Tribunal Administratif de Lyon — Décision N° TA69-2407001

vendredi 18 juillet 2025

JuridictionTribunal Administratif de Lyon
SectionTribunal Administratif de Lyon
N° DossierTA69-2407001
TypeDécision
RecoursExcès de pouvoir
PublicationD
Formation7ème chambre
Avocat requérantSHIBABA

Résumé IA

Le Tribunal Administratif de Lyon, saisi en excès de pouvoir par la société Mauran-Delon et M. B, a rejeté leur requête. Le tribunal a jugé irrecevables les conclusions principales visant à faire constater une acceptation implicite et à obtenir des injonctions, ces dernières ne relevant pas du juge de l’excès de pouvoir.

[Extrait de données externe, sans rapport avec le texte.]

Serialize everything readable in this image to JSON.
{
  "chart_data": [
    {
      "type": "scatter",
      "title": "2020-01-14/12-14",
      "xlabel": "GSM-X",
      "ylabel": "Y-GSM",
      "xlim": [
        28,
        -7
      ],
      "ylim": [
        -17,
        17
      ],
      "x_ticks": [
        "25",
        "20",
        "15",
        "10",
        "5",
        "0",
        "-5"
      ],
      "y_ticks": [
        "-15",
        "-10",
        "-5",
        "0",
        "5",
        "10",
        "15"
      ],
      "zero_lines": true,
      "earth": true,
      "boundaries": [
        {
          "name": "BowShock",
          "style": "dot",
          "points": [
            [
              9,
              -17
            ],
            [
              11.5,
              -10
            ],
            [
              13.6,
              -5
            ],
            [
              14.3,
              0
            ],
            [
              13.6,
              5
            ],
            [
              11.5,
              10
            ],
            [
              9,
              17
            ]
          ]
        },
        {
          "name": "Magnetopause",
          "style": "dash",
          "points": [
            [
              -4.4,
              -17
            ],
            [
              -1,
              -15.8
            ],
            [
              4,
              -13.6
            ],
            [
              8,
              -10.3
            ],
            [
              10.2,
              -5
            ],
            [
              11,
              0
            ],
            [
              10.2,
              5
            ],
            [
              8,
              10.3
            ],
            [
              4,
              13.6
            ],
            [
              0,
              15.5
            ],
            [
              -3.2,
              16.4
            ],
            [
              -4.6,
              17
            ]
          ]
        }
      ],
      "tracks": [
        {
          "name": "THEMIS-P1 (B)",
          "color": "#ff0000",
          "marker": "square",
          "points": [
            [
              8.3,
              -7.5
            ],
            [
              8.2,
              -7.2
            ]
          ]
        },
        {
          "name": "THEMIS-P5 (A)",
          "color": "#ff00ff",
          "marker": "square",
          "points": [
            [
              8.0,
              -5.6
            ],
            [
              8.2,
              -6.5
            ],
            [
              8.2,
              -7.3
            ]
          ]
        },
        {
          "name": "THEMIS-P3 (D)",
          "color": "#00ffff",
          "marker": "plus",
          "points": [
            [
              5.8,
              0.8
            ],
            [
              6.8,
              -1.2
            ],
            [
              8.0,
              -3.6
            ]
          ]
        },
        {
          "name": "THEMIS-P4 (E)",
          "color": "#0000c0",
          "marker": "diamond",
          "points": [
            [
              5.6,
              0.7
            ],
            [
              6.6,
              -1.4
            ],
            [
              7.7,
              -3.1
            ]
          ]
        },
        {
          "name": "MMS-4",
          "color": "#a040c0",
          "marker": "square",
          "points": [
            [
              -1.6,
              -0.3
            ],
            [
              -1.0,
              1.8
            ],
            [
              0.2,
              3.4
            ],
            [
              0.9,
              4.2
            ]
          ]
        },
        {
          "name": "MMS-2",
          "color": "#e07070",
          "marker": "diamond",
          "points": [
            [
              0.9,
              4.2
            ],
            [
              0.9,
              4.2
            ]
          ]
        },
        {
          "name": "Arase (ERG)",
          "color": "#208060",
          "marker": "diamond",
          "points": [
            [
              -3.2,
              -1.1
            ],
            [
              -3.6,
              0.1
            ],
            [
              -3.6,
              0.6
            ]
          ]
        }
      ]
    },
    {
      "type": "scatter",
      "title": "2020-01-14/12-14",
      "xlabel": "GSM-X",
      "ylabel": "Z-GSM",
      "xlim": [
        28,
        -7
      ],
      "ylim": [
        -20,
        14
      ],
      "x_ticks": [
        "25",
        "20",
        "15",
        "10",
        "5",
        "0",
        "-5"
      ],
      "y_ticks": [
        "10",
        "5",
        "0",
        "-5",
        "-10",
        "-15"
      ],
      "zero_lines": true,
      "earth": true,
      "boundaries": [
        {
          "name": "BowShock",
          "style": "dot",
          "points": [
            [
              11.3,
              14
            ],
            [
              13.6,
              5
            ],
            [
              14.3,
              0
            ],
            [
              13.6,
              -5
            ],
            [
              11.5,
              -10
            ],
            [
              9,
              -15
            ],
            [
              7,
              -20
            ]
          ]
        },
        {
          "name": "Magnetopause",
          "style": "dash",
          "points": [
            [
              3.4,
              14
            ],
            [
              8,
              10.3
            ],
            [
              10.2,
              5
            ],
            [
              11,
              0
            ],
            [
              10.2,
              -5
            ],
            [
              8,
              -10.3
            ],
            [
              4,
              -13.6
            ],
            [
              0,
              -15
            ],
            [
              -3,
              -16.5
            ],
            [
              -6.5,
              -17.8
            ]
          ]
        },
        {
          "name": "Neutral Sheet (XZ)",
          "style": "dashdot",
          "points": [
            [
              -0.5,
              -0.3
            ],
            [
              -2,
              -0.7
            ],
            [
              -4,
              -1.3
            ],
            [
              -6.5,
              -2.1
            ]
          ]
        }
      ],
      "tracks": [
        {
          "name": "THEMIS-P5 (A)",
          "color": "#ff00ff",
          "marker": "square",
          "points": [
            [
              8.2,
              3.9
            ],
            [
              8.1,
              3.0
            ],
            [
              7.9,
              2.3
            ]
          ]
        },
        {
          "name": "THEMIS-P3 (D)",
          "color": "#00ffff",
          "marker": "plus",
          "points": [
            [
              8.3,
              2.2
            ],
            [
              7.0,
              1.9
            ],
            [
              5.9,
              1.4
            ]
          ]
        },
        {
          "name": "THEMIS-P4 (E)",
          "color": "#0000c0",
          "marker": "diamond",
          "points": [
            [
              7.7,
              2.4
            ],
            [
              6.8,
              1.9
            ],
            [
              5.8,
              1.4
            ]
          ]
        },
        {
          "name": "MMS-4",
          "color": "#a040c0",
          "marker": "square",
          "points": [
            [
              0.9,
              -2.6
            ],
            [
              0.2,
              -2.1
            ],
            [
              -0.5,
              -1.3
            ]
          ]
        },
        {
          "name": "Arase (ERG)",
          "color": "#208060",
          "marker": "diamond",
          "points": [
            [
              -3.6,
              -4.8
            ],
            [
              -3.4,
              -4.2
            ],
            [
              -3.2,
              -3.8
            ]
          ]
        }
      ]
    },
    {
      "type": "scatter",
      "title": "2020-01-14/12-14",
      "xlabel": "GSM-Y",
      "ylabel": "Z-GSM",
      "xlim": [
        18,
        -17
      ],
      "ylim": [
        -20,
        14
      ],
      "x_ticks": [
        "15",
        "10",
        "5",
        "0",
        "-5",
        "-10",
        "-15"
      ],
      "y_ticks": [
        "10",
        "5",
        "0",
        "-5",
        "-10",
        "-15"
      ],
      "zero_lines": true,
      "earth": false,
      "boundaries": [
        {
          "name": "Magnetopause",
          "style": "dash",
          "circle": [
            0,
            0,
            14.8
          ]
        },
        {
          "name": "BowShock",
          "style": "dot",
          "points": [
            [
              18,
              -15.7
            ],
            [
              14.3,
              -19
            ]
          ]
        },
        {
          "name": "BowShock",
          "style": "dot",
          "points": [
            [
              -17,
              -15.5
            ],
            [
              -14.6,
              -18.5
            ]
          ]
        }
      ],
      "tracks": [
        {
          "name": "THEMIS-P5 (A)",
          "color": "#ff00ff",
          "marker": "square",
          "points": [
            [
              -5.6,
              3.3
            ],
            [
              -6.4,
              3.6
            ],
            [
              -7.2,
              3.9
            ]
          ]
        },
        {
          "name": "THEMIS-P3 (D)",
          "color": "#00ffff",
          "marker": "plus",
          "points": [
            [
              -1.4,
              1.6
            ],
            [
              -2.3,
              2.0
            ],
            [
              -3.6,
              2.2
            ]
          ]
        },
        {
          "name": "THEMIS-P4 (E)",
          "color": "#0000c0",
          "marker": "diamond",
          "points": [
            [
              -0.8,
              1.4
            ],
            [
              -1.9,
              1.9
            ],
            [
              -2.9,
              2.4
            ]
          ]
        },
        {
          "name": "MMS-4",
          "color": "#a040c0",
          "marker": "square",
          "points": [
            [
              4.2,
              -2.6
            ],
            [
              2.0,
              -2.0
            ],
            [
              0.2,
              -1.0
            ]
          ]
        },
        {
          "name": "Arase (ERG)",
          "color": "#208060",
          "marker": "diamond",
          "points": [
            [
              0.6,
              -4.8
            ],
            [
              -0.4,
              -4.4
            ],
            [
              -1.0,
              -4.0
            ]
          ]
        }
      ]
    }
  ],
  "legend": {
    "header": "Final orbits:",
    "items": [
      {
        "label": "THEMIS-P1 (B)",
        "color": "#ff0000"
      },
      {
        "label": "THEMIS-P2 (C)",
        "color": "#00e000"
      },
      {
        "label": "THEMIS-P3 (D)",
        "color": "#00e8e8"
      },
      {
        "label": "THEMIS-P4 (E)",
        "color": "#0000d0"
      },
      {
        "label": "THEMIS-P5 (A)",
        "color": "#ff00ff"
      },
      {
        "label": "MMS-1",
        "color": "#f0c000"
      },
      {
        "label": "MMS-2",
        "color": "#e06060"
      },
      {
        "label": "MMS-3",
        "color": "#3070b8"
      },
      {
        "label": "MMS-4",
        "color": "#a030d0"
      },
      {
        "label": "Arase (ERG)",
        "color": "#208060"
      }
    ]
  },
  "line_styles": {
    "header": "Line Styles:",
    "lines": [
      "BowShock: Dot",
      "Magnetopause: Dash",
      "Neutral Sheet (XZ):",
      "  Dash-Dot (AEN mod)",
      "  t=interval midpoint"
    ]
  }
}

Il a également estimé que la demande d’autorisation de travail, adressée par voie postale et non via le téléservice obligatoire prévu par l’article R. 5221-15 du code du travail, était irrégulière et n’avait pu faire naître une décision implicite de rejet susceptible d’être annulée.

Texte intégral

Vu la procédure suivante :

Par une requête, enregistrée le 15 juillet 2024, la société par actions simplifiée Mauran-Delon et M. A B, représentés par Me Shibaba, demandent au tribunal :

1°) de juger que le silence de l'administration vaut acceptation et autorisation de travail et d'enjoindre à la préfète du Rhône de délivrer une autorisation de travail à M. B ainsi qu'une carte de séjour portant la mention " salarié ", dans un délai de 15 jours à compter de la notification du jugement et sous astreinte de 300 euros par jour de retard ;

2°) à titre subsidiaire, d'annuler la décision implicite par laquelle la préfète du Rhône a rejeté la demande d'autorisation de travail formée par la société Mauran-Delon pour M. B ;

3°) de mettre à la charge de l'État la somme de 5 000 euros à verser à leur conseil au titre des dispositions combinées de l'article L. 761-1 du code de justice administrative et 37 de la loi du 10 juillet 1991 relative à l'aide juridique.

Ils soutiennent que :

- le silence gardé par l'administration sur la demande d'autorisation de travail a fait naître une décision implicite d'acceptation, en application de l'article L. 231-1 du code des relations entre le public et l'administration ;

- à titre subsidiaire, la décision contestée est entachée d'un défaut de motivation ;

- elle est entachée d'une erreur de droit ;

- elle est entachée d'une erreur manifeste d'appréciation.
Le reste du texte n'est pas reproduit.